Python 调用 elasticsearch 的 bulk 接口批量插入数据出现内存泄露，导致 OOM

数据导入脚本如下

import time
import sys
from elasticsearch import Elasticsearch
from elasticsearch.helpers import bulk

reload(sys)
sys.setdefaultencoding('utf-8')

def set_mapping(es, index_name = "content_engine", doc_type_name = "en"):
    my_mapping = {
            "en": {
                "properties": {
                    "a": {
                        "type": "string"
                    },
                    "b": {
                        "type": "string"
                    }
                }
            }
    }
    create_index = es.indices.create(index = index_name,body = my_mapping)
    mapping_index = es.indices.put_mapping(index = index_name, doc_type = doc_type_name, body = my_mapping)
    if create_index["acknowledged"] != True or mapping_index["acknowledged"] != True:
        print "Index creation failed..."

def set_data(es, input_file, index_name = "content_engine", doc_type_name="en"):
    i = 0
    count = 0
    ACTIONS = []
    for line in open(input_file):
        fields = line.replace("\r\n", "").replace("\n", "").split("----")
        if len(fields) == 2:
            a, b = fields
        else:
            continue
        action = {
            "_index": index_name,
            "_type": doc_type_name,
            "_source": {
                  "a": a,
                  "b": b, 
            }
        }
        i += 1
        ACTIONS.append(action)
        if (i == 500000):
            success, _ = bulk(es, ACTIONS, index = index_name, raise_on_error = True)
            count += success
            i = 0
            ACTIONS = []

    success, _ = bulk(es, ACTIONS, index = index_name, raise_on_error=True)
    count += success
    print("insert %s lines" % count)


if __name__ == '__main__':
    es = Elasticsearch(hosts=["127.0.0.1:9200"], timeout=5000)
    set_mapping(es)
    set_data(es,sys.argv[1])

数据大概 5 个 G 吧，机器配置虚拟机 24G 内存，刚开始无内存泄露现象，这个 Python 脚本的进程内存一直保持 1G 左右的占用，当插入 1600 ｗ，内存开始持续飙升，最后达到 22G ，导致触发 OOM 机制， Python 进程被内核 kill ，差点怀疑人生。

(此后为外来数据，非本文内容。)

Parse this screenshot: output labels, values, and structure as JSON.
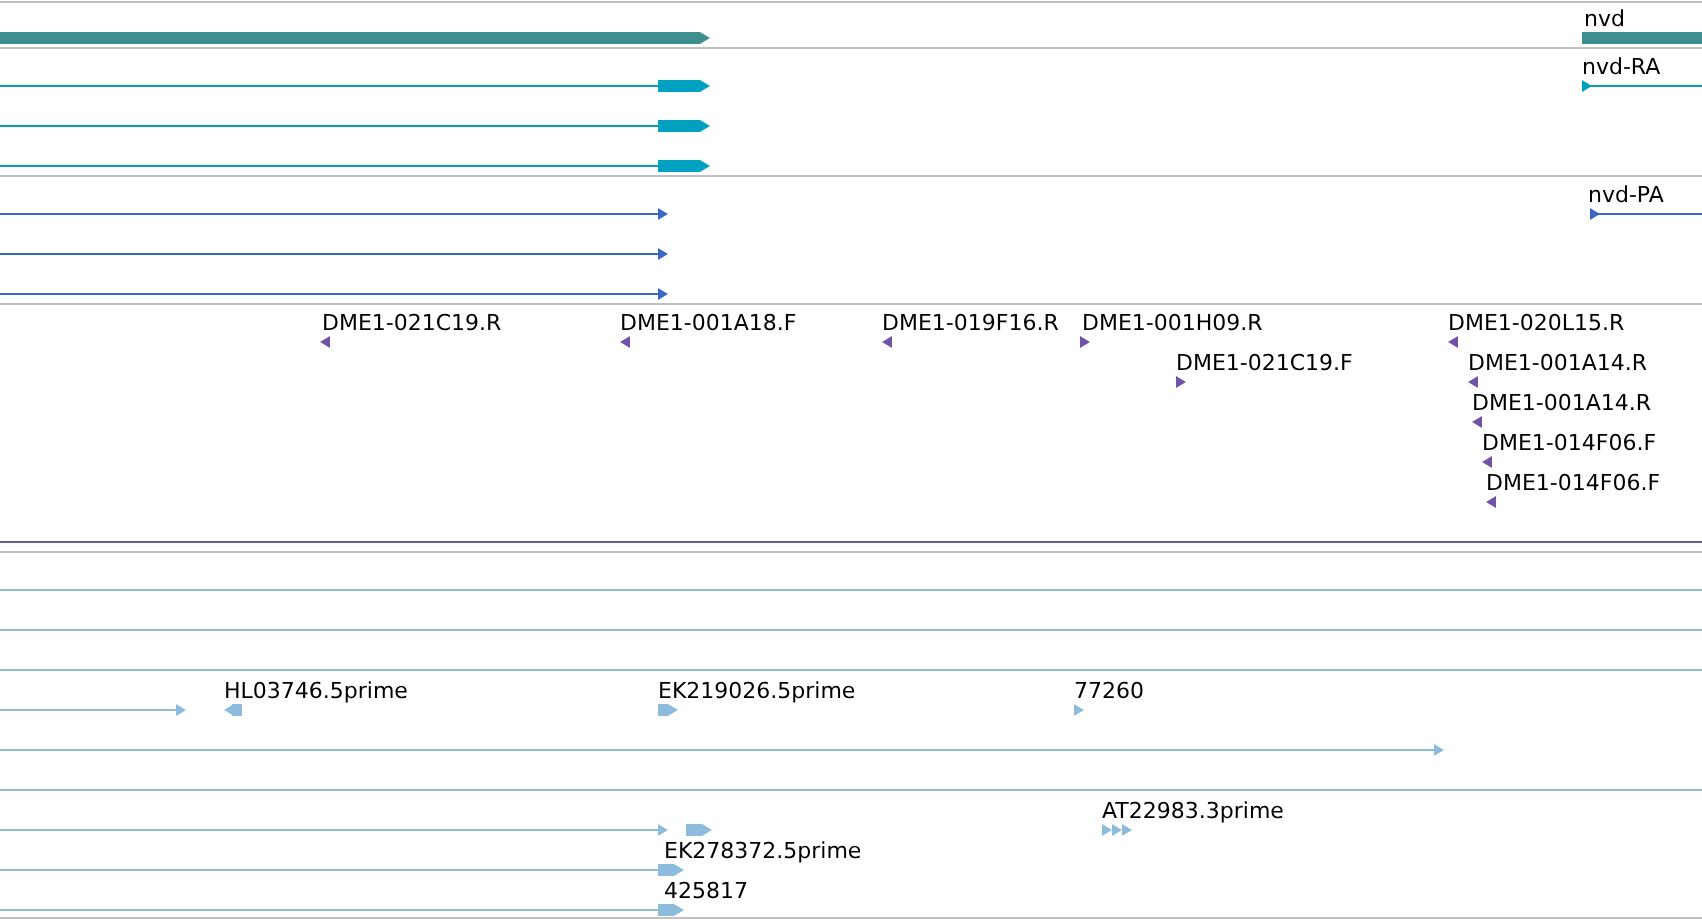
{
  "tracks": [
    {
      "kind": "gene",
      "labels": [
        "nvd"
      ]
    },
    {
      "kind": "transcript",
      "labels": [
        "nvd-RA"
      ]
    },
    {
      "kind": "protein",
      "labels": [
        "nvd-PA"
      ]
    },
    {
      "kind": "clone_end",
      "labels": [
        "DME1-021C19.R",
        "DME1-001A18.F",
        "DME1-019F16.R",
        "DME1-001H09.R",
        "DME1-021C19.F",
        "DME1-020L15.R",
        "DME1-001A14.R",
        "DME1-001A14.R",
        "DME1-014F06.F",
        "DME1-014F06.F"
      ]
    },
    {
      "kind": "est",
      "labels": [
        "HL03746.5prime",
        "EK219026.5prime",
        "77260",
        "AT22983.3prime",
        "EK278372.5prime",
        "425817"
      ]
    }
  ]
}
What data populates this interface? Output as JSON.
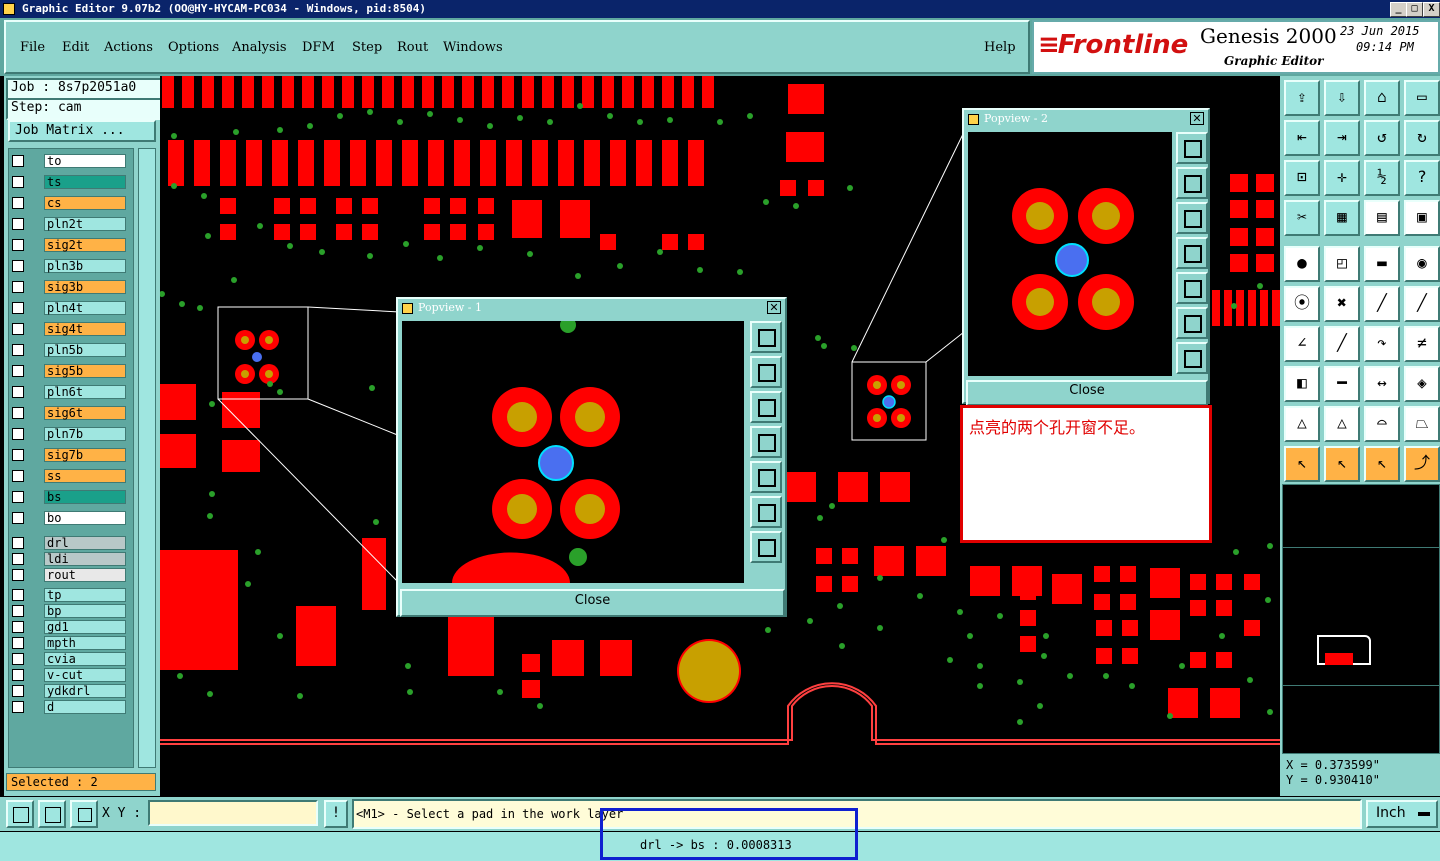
{
  "window": {
    "title": "Graphic Editor 9.07b2 (OO@HY-HYCAM-PC034 - Windows, pid:8504)",
    "min_label": "_",
    "max_label": "□",
    "close_label": "X"
  },
  "menu": {
    "items": [
      "File",
      "Edit",
      "Actions",
      "Options",
      "Analysis",
      "DFM",
      "Step",
      "Rout",
      "Windows"
    ],
    "help": "Help"
  },
  "brand": {
    "logo": "Frontline",
    "product": "Genesis 2000",
    "subtitle": "Graphic Editor",
    "date": "23 Jun 2015",
    "time": "09:14 PM"
  },
  "job": {
    "job_label": "Job : 8s7p2051a0",
    "step_label": "Step: cam",
    "matrix_button": "Job Matrix ..."
  },
  "layers": [
    {
      "name": "to",
      "color": "#ffffff"
    },
    {
      "name": "ts",
      "color": "#1aa08a"
    },
    {
      "name": "cs",
      "color": "#ffb246"
    },
    {
      "name": "pln2t",
      "color": "#9fe6e0"
    },
    {
      "name": "sig2t",
      "color": "#ffb246"
    },
    {
      "name": "pln3b",
      "color": "#9fe6e0"
    },
    {
      "name": "sig3b",
      "color": "#ffb246"
    },
    {
      "name": "pln4t",
      "color": "#9fe6e0"
    },
    {
      "name": "sig4t",
      "color": "#ffb246"
    },
    {
      "name": "pln5b",
      "color": "#9fe6e0"
    },
    {
      "name": "sig5b",
      "color": "#ffb246"
    },
    {
      "name": "pln6t",
      "color": "#9fe6e0"
    },
    {
      "name": "sig6t",
      "color": "#ffb246"
    },
    {
      "name": "pln7b",
      "color": "#9fe6e0"
    },
    {
      "name": "sig7b",
      "color": "#ffb246"
    },
    {
      "name": "ss",
      "color": "#ffb246"
    },
    {
      "name": "bs",
      "color": "#1aa08a"
    },
    {
      "name": "bo",
      "color": "#ffffff"
    },
    {
      "name": "drl",
      "color": "#b8c8c8"
    },
    {
      "name": "ldi",
      "color": "#b8c8c8"
    },
    {
      "name": "rout",
      "color": "#e8e8e8"
    },
    {
      "name": "tp",
      "color": "#9fe6e0"
    },
    {
      "name": "bp",
      "color": "#9fe6e0"
    },
    {
      "name": "gd1",
      "color": "#9fe6e0"
    },
    {
      "name": "mpth",
      "color": "#9fe6e0"
    },
    {
      "name": "cvia",
      "color": "#9fe6e0"
    },
    {
      "name": "v-cut",
      "color": "#9fe6e0"
    },
    {
      "name": "ydkdrl",
      "color": "#9fe6e0"
    },
    {
      "name": "d",
      "color": "#9fe6e0"
    }
  ],
  "selected_label": "Selected : 2",
  "popview1": {
    "title": "Popview - 1",
    "close": "Close"
  },
  "popview2": {
    "title": "Popview - 2",
    "close": "Close"
  },
  "annotation": "点亮的两个孔开窗不足。",
  "coords": {
    "x": "X = 0.373599\"",
    "y": "Y = 0.930410\""
  },
  "command": {
    "xy_label": "X Y :",
    "xy_value": "",
    "prompt": "<M1> - Select a pad in the work layer",
    "units": "Inch"
  },
  "status": "drl -> bs : 0.0008313",
  "colors": {
    "pad": "#ff0000",
    "drill": "#c8a000",
    "highlight": "#4a6ff0",
    "via": "#2aa02a",
    "panel": "#8fd4cc"
  }
}
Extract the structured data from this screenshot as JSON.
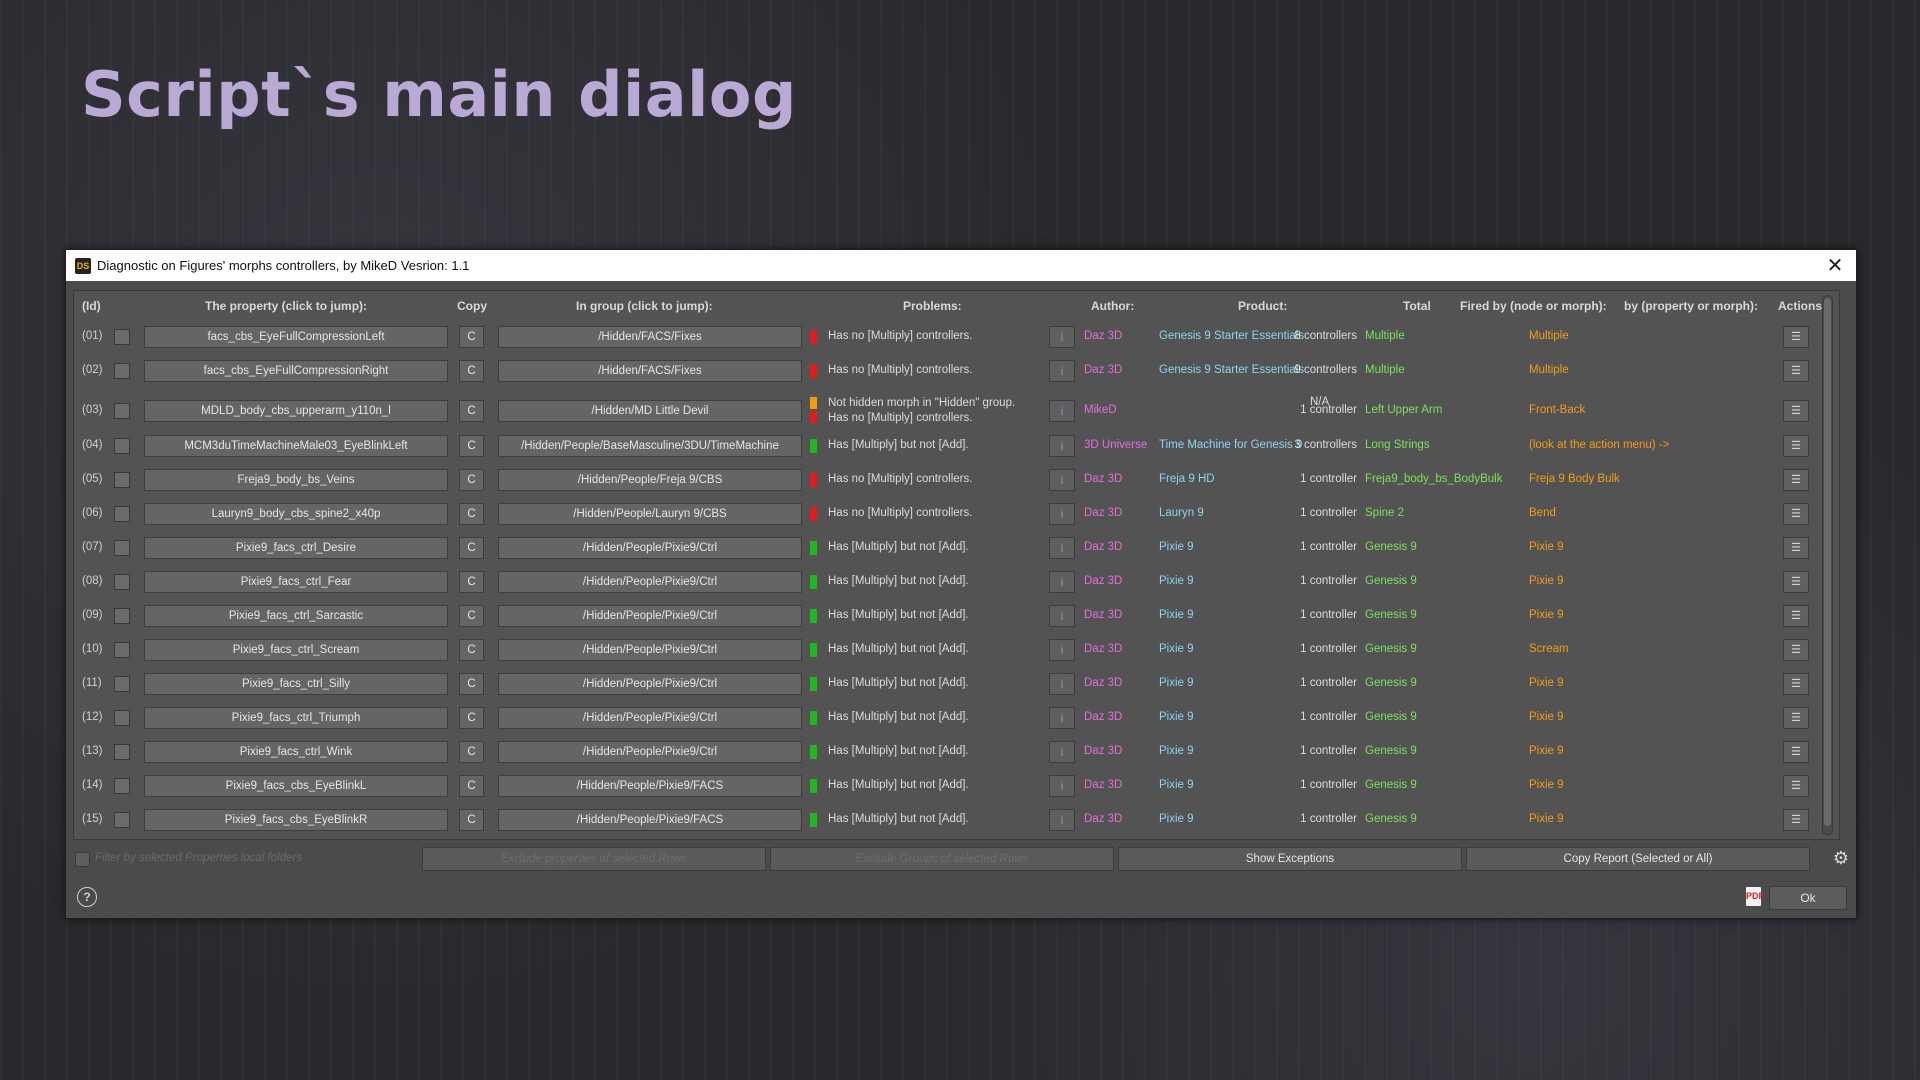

。大家在遇到 Python 内存泄露都是怎么定位的？

firebroo

2016-12-22 23:06:00 +08:00

@miraclinger 嗯，我看了你的链接，官方的意思是推荐从一次导入 1000-5000 条开始测试直到找到最佳 performance 吧, 可能我的不是最佳，但是和这个应该没有关系,分割为小文件我导入我想过（现在我朋友推荐我使用 Java 的 API 用 9300 端口走 TCP 导入)，但是我其实想找到内存泄露的原因呢。
@WKPlus 试过了，依然 oom ，我还试过 del 之后用 gc 库显示回收 gc ，也是炸裂。